Ich habe begriffen, dies ist Teil meines Landes, diese Leute sind sozusagen meine Nachbarn, so weit weg ist Samarkand nicht, sagt er. Als usbekischer Bürger liege all dies in auch seiner Verantwortung. Er verfügt zudem über ein erschöpfendes Fachwissen, nicht nur was den Aralsee angeht, sondern ebenso betreffend der Geschichte Usbekistans und der aktuellen ökonomischen Situation. Ich bin beindruckt von ihm, und als ich höre, unter der zentralasiatischen Jugend herrsche, der ewigen Dauerpräsidenten wegen, eine weitverbreitete Politikverdrossenheit, denke ich, jemand wie Juri ist die hoffnungsvolle und hoffentlich nicht einzige Ausnahme, die Regel zu bestätigen.
Wir speisen uns durch üppigen Salat mit Balsamico-Vinaigrette, Suppe, Gemüsepfanne, Chili con Carne, Wassermelone, Kekssortiments. Es gibt ein Leben jenseits des Schaschliks. Es gelingt mir gar, meine schwebende Plovverpflichtung zeitweise zu verdrängen.

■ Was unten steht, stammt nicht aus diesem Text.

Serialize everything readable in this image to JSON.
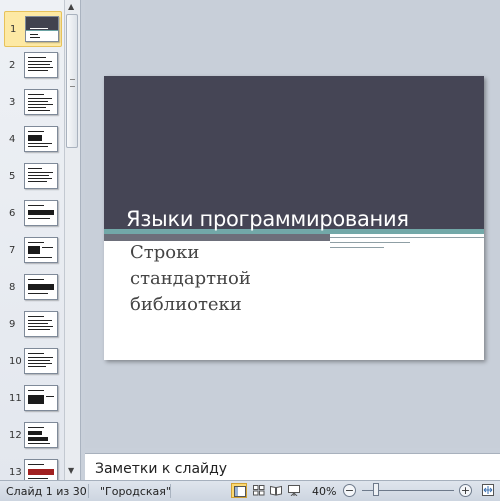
{
  "thumbnails": [
    {
      "number": "1",
      "selected": true
    },
    {
      "number": "2"
    },
    {
      "number": "3"
    },
    {
      "number": "4"
    },
    {
      "number": "5"
    },
    {
      "number": "6"
    },
    {
      "number": "7"
    },
    {
      "number": "8"
    },
    {
      "number": "9"
    },
    {
      "number": "10"
    },
    {
      "number": "11"
    },
    {
      "number": "12"
    },
    {
      "number": "13"
    }
  ],
  "slide": {
    "title": "Языки программирования",
    "subtitle_lines": [
      "Строки",
      "стандартной",
      "библиотеки"
    ],
    "colors": {
      "header": "#454555",
      "accent": "#72a8a8"
    }
  },
  "notes": {
    "placeholder": "Заметки к слайду"
  },
  "status": {
    "slide_counter": "Слайд 1 из 30",
    "theme": "\"Городская\"",
    "zoom": "40%",
    "zoom_level": 0.4
  },
  "icons": {
    "view_normal": "normal-view-icon",
    "view_sorter": "slide-sorter-icon",
    "view_reading": "reading-view-icon",
    "view_slideshow": "slideshow-icon",
    "fit": "fit-to-window-icon"
  }
}
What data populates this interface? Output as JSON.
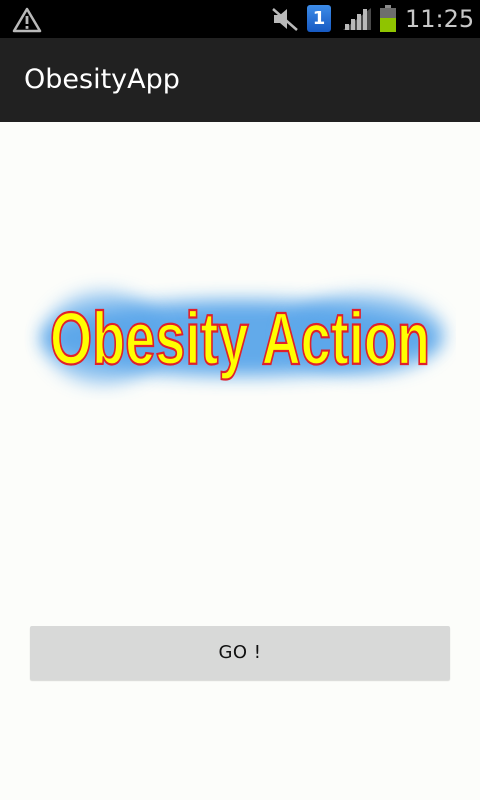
{
  "status_bar": {
    "sim_label": "1",
    "time": "11:25",
    "icons": [
      "warning-icon",
      "mute-icon",
      "sim-icon",
      "signal-icon",
      "battery-icon"
    ]
  },
  "action_bar": {
    "title": "ObesityApp"
  },
  "main": {
    "logo_text": "Obesity Action",
    "go_button_label": "GO !"
  },
  "colors": {
    "action_bar_bg": "#212121",
    "background": "#fcfdfa",
    "logo_fill": "#ffff00",
    "logo_stroke": "#e0202a",
    "logo_glow": "#5aa6ea",
    "button_bg": "#d8d9d8"
  }
}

Was ich zunehmend weniger verdrängen kann, ist meine fehlende Fahrkarte. Weil die ja bekanntlich abgängig ist, weiß ich nicht mal zu sagen, ob der Zug überhaupt morgen zu der Zeit fahren wird, zu der man ihn vermutet. Netter Herr Augustin wird tagsüber unterwegs sein, aber seine Freundin Asem bietet mir Hilfe an – die mir einst ausgehändigte Zuständigentelefonnummer „vor Ort“ muß irgendwo in Rußland liegen, und jemanden zu haben, der sich mit den dortigen Eingeborenen flüssig zu verständigen in der Lage ist, kann der Sache nur dienlich sein. Ich bin zutiefst dankbar, schon mal auf Vorschuß. Irgendwie findet der doofe Tourist doch stets mitleidigen Beistand.
Gegen elf werden vier Taxen gerufen – nein, ich will mich nicht an den Straßenrand stellen und eins winken, ich habe derzeit ein schlechtes Transportkarma –, die ganze Rasselbande wird von Susanne fachgerecht verstaut, ich hoffe, ich bekomme sie morgen Abend vor meiner Abfahrt noch mal zu Gesicht.
Falls ich denn abfahre. Dies, wie gesagt, eine derzeit noch übermütig offene Frage.